Parecías venir del cielo, de algún paraíso. Adormecida, apenas podías flamear por los aires que de cuando en cuando suelen instalarse en mi jardín.
Totalmente desvanecida caíste contra el canto rodado que pavimenta el camino hacia el poniente. En soledad, sólo lograste proyectar el silencio.
Me acerqué prudente a tu cuerpo tendido en el suelo y la palidez me lo decía todo. Habías muerto.
Quizá hoy la primavera comprenda mi nostalgia. Me cuesta comprender cuál fue el motivo del deceso (Haroldo me lo habría hecho saber).
A lo mejor, los factores ambientales la envejecieron, la expulsaron de su hábitat, de su lugar. No quisiera pensar que la mano del hombre hachó su delicado tallo.

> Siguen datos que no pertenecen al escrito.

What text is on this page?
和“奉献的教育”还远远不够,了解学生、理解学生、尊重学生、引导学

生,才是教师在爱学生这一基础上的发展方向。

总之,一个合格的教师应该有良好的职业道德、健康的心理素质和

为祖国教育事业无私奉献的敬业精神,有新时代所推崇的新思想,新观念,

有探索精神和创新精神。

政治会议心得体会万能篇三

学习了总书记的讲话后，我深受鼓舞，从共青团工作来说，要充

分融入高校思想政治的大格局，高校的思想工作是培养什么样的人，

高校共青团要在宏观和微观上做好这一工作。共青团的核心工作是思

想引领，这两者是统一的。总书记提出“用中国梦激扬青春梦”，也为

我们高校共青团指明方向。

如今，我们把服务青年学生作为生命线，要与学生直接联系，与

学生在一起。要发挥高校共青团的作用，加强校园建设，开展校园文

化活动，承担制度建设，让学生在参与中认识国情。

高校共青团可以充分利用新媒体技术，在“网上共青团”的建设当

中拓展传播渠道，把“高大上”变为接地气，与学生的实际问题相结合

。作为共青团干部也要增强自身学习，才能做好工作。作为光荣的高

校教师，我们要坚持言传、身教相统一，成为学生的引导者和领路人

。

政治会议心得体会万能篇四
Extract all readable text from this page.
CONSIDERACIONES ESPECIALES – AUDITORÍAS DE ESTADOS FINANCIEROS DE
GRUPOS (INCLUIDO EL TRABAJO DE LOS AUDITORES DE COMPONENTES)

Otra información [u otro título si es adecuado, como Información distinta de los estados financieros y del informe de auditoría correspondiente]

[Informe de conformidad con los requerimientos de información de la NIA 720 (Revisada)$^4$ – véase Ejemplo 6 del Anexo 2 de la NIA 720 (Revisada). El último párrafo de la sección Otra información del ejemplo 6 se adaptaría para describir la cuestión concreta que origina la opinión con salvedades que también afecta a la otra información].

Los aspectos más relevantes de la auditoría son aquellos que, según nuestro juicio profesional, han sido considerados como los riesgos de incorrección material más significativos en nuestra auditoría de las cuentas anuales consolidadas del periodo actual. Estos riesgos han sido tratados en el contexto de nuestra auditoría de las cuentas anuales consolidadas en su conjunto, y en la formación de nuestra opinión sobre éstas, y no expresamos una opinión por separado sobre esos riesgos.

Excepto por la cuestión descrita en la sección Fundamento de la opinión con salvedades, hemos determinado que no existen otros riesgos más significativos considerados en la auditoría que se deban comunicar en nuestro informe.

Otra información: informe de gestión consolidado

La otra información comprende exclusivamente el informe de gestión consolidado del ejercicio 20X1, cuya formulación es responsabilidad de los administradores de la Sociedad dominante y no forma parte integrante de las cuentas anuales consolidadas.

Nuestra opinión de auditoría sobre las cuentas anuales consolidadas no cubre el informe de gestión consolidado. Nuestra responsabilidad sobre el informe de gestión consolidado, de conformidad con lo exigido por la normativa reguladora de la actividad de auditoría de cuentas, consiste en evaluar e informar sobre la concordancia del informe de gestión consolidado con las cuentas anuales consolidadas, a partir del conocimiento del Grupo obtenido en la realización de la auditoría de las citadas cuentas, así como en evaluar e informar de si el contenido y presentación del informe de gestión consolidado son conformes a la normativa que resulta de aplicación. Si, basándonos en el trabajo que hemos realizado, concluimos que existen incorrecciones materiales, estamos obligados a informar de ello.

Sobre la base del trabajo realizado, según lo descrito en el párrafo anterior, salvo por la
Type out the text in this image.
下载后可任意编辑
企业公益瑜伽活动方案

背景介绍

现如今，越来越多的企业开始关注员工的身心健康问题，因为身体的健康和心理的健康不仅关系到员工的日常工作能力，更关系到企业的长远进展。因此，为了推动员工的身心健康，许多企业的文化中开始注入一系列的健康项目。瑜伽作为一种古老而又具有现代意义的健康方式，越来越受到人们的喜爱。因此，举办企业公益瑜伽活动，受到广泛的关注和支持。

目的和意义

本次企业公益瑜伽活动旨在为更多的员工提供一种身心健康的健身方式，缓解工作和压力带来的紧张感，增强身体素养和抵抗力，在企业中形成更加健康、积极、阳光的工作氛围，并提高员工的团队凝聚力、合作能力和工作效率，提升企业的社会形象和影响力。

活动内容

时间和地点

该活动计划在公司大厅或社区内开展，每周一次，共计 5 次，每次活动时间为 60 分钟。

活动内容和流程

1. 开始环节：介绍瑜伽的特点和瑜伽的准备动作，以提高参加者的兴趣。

Lo peor, es que he sido testigo ocular de su muerte. Tal vez el tiempo se encargue de resucitarla, ahora mismo. Pero su belleza, su juventud, marchitó y la hizo caer como rendida a la desesperanza, al destino prominente de luces y colores.
Disculpen la congoja, pero es así cómo mueren las hojas cuando el tiempo, el otoño o el mismo árbol, las suelta al infinito.